I met Gauri Lankesh in National College, where we studied together. Our parents were very public figures: she was the daughter of P. Lankesh, an icon and a man I absolutely worshiped. My father, Belavadi Nanjundaiah Narayan, was in the film industry, my mother was an actress. Perhaps that's what brought us together in the first place. We were both lost, slightly bewildered children.
Gauri and I became friends at National College in Basvanagudi. I became an engineer and worked as one for a while before I turned to journalism, where we reconnected. Gauri was married to Chiddu (Chidanand Rajghatta) by this time and he was already a very successful journalist. She was writing for the Times of India too and we became friends - Nupur Basu, Chiddu, Srinivas Prasad - it was a large group.

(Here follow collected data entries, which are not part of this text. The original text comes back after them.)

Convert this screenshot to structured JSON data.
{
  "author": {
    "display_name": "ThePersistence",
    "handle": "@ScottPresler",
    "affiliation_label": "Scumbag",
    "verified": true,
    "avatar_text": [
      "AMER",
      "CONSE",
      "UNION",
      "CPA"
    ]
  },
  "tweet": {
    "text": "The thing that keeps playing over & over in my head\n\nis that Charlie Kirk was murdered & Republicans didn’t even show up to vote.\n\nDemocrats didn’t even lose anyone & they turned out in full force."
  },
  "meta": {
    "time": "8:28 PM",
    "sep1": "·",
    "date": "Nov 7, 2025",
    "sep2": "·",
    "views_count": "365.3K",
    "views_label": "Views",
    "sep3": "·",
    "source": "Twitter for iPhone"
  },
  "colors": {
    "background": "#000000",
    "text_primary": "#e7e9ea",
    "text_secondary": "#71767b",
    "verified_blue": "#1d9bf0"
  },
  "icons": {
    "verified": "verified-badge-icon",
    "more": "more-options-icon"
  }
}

She was a different person in those days, we would party together all the time. Yes, we had our share of scraps but they were never more serious than small professional rivalries and they never went beyond the office. Besides, her father was a legendary figure, the architect of new cinema, journalism, poetry and political thought - we were all devoted to him. Writers, critics and journalists would congregate at the Lankesh Patrike office and we would land up too, sitting there, open-mouthed, in the presence of these tremendous personalities.
When he died in 2004, the habit of turning up at Lankesh Patrike died also. The gang dispersed and moved to different places. Gauri had taken over Lankesh Patrike and it had transformed her completely. The rest of us carried on with our partying ways, but Gauri was at Baba Budan Giri. She went from being a member of the gang to an intellectual, the editor of the Kannada paper that had transformed journalism in the state.
This was when our differences began to surface for I have never understood identity politics. We had an argument and I sulked. We reconciled in the winter of that year, when Radhika, another of our friends, threw a party at her house. I thought then that our political views had ceased to matter. Obviously, I was wrong.
What we need to look at here is the pattern that has begun to emerge. Even those who identify with the right wing cannot afford to miss these, for Gauri's death falls in line with a series of killings, including that of Dr. M.M. Kalburgi. All of these writers were left-leaning and stood up against something. It's obviously suspect and the obvious needs to be investigated.
To me, the loss is personal. I did try to caution her during the Baba Budan Dargah crisis when she aligned herself with members of the extreme left. When the BJP government came to power I told her that their rhetoric might be harsher and punishments stricter but it seemed the rift between us had grown too wide to bridge. She may not have lost faith in me as a friend but she was too angry to listen.
Today, I sit here asking myself why I didn't reach out to Gauri, to my friend. I should have tried harder. We took different sides but how does that matter anymore? I wish I could change these things but I can't. And it's too late now.